Accepting help from others

However, because I felt so unwell and was worried about having panic attacks – or displaying anxiety symptoms – in front of others, the prospect of taking those first steps really was really difficult. I soon realised, after making some progress, that taking small steps, such as going for a short walk with a friend, was helping me feel better. Of course, I didn’t manage that alone; a couple of very special people who I trusted, asked if they could help and I think that was exactly what I needed.

I am a natural care giver, which makes it hard for me to ask for help, so having people reach out and ask, ‘how can I help?’ and offering their thoughts and solutions was the best thing that could have ever happened. I was exhausted from trying to sort it out alone, but so desperate to get better. I was gently encouraged with lots of planning, reassurance and confidence-building to try new things to help me back into my previous routines. This made me feel safe and after a few weeks, my panic attacks and headaches started to settle and become less frequent, and I started to feel like myself again.

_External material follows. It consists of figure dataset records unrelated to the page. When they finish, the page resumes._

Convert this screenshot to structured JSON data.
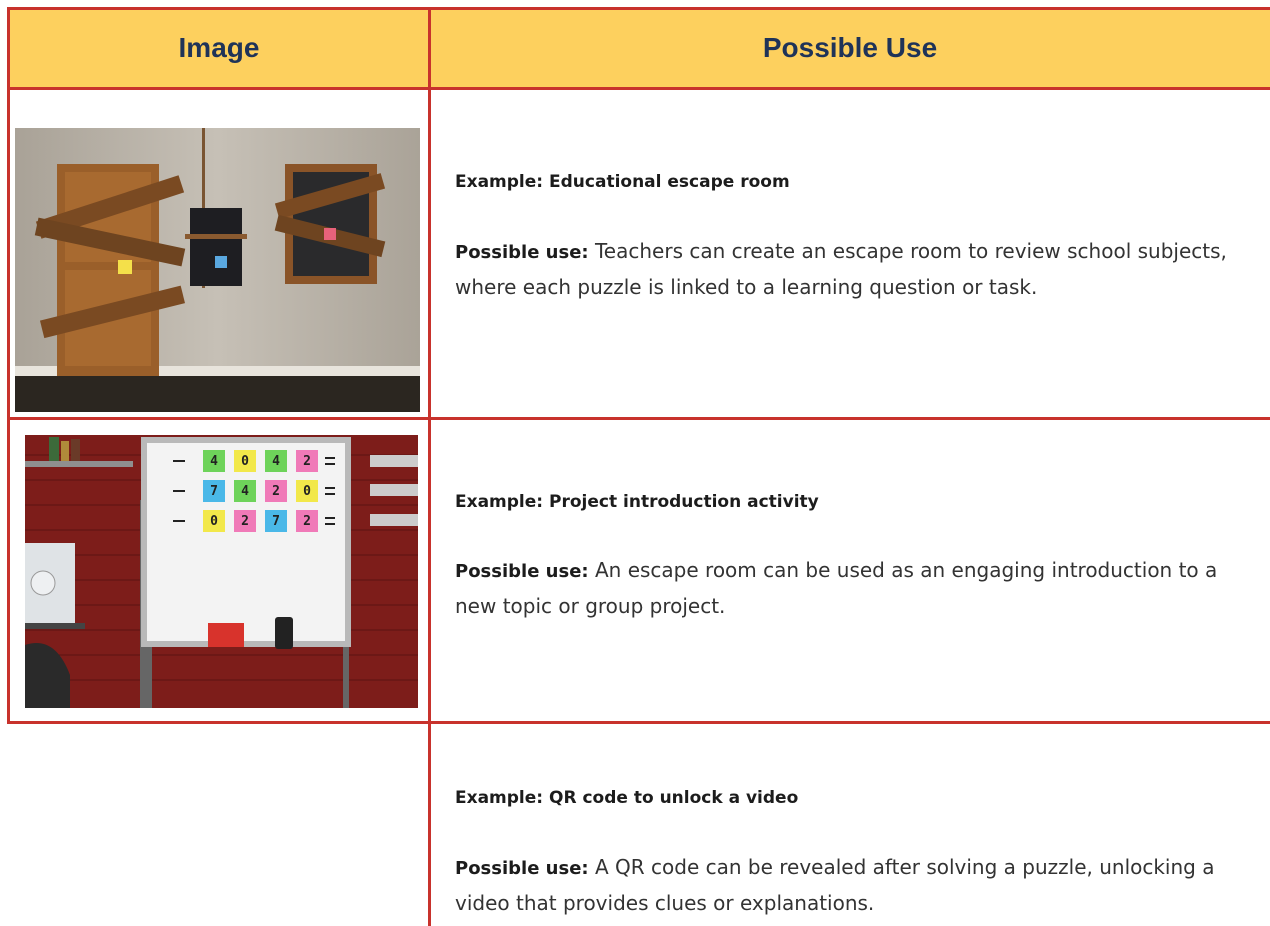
{
  "table": {
    "header": [
      "Image",
      "Possible Use"
    ],
    "rows": [
      {
        "example": "Example: Educational escape room",
        "label": "Possible use:",
        "text": "Teachers can create an escape room to review school subjects, where each puzzle is linked to a learning question or task."
      },
      {
        "example": "Example: Project introduction activity",
        "label": "Possible use:",
        "text": "An escape room can be used as an engaging introduction to a new topic or group project.",
        "notes": [
          [
            "4",
            "0",
            "4",
            "2"
          ],
          [
            "7",
            "4",
            "2",
            "0"
          ],
          [
            "0",
            "2",
            "7",
            "2"
          ]
        ]
      },
      {
        "example": "Example: QR code to unlock a video",
        "label": "Possible use:",
        "text": "A QR code can be revealed after solving a puzzle, unlocking a video that provides clues or explanations."
      }
    ]
  }
}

Having more control and knowledge

I am doing much better now. I still have a few tension headaches and get panicky, but now I know this is a sign that I am worrying or feeling stressed about something, which means it’s time to speak to someone and get support. It has certainly taken some time to get to this stage and it's an ongoing process, but I am taking it day by day and slowly introducing new things back into my life.

Although my anxiety is on an elevated level compared to pre-pandemic, I feel much more knowledgeable about it. A difficult part of anxiety is 'the unknown', but I now understand that it is important for me to gather as much information as I can. Having some visual insight into a new place if I'm going somewhere for the first time, talking about things with the people who make me feel safe (no matter how irrational or catastrophic my thoughts may be), making plans, building confidence and asking for reassurance are all integral to managing my anxiety.

Life has always felt quite scary to me, but I am trying to learn that I don’t have to avoid things that I want to do or be part of. I’ve realised that if I’m going to be able to do this, I need to put my trust in people who make me feel safe and who want to help me excel in life – and I am really working on that.